What Are You Selling and Do Your Customers Care?

Customer Service

Information sharing is par for the course these days thanks to the internet.

If you want to know how to fillet a fish, there will be a YouTube video showing you what to do. If you want to learn how to market your business, you can find an online course that will show you step-by-step how to do it. If you want to do your own accounts, you can find information about accounting for small businesses online.

Many small business owners are starting to realise that sharing information isn’t going to harm their enterprises. In fact, keeping what you know close to your chest can actually be detrimental. To ensure that your business is providing your customers with what they want you need to let them know exactly what it is you’re selling and how this can be beneficial to them.

For example, if you’re a professional services firm, what you’re selling is the application of your expertise to a specific situation. Your client may be looking for some general information as well but what they really want is for you to solve their problem, to take your expert knowledge and apply it to their situation.

What information can you share with potential customers?

Focus on providing information that demonstrates your expertise, educates them on what is important and what key factors they need to consider. Often this won’t solve their problem but instead will give them a better insight into what the complexities are.

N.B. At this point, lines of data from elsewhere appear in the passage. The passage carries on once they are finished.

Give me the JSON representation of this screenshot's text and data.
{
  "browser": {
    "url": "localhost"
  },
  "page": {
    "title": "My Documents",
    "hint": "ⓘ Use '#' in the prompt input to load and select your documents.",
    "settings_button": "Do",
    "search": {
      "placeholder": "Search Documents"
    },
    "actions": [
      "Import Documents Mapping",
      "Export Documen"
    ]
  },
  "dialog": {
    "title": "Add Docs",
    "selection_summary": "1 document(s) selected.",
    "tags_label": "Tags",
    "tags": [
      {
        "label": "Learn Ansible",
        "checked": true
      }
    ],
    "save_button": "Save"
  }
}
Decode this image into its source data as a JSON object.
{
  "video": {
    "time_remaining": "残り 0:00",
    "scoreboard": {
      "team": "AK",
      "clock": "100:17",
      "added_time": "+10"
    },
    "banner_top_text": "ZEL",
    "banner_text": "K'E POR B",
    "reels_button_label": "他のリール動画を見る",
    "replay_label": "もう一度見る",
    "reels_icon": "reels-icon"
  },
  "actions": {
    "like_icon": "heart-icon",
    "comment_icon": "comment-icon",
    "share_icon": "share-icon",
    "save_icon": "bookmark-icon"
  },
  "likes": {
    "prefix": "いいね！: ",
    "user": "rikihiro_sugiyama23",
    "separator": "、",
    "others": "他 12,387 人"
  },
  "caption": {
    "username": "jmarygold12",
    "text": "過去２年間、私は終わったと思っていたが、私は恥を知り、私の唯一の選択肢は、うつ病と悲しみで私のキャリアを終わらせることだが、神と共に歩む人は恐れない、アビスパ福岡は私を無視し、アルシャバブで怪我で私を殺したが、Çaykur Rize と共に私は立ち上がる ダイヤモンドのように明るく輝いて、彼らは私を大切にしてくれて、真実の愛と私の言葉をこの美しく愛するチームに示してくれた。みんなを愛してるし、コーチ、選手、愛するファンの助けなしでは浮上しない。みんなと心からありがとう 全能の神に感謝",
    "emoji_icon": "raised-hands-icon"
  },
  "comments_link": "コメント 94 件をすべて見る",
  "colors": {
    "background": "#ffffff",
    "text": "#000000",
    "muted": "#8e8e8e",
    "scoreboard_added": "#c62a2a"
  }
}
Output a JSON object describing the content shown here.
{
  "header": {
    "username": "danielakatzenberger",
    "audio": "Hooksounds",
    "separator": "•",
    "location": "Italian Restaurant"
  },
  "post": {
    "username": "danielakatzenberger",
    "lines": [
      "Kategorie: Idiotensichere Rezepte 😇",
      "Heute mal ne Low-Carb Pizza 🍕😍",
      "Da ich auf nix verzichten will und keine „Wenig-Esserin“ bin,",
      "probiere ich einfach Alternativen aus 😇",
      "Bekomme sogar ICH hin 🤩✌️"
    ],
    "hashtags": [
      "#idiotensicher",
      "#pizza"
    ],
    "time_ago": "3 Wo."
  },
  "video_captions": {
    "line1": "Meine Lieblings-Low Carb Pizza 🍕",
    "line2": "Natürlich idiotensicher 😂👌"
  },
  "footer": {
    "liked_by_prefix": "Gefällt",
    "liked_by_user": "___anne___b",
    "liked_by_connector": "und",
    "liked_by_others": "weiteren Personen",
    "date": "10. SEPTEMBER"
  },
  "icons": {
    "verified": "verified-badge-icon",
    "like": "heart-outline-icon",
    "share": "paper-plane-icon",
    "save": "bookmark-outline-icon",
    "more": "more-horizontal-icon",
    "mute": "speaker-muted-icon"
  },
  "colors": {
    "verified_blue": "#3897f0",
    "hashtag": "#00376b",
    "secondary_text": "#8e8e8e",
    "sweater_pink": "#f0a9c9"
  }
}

Many people start out shopping based on price. This is because they don’t have enough information to know what else they should value, they don’t know what other factors they should be using to compare different providers.

Letting people know either by case studies, web content or collateral that the problems they are experiencing can be solved by your business is a powerful selling point. You are providing expertise that you haven’t just read about – you’ve helped people solve problems like your customers are experiencing and know what the traps and pitfalls are.

Let’s look at each of these in more detail:

  1. Case studies

Case studies are a great way to explain how you’ve helped customers in the past and what results were achieved. This talks to credibility but also allows a potential customer to put themselves in the scenario you’ve described.

  1. Content – articles, videos, social media updates

By letting potential customers get to know you through content, they get to experience for themselves how you think and approach problems. This means that you can build trust without having to spend one-on-one time with each reader and is more likely to result in them reaching out to you which is a very different conversation to one where you’re pitching for business.

  1. Material that highlights typical problems your customers experience

This can be a very powerful way to engage on a deeper level. The type of material I’m referring to here could be:

  • a checklist for deciding how to choose a lawyer if you’re a law firm,
  • online assessment to determine if it’s worth setting up your own SMSF for an accountant,
  • the key considerations when taking out a mortgage for an investment property if you’re a mortgage broker.

Sharing information about your expertise, whether you’re selling online or offline, adds value to your target audience and builds your credibility. Let people know that you know what you’re talking about and are keen to help, and position your business to provide exactly what your customers need.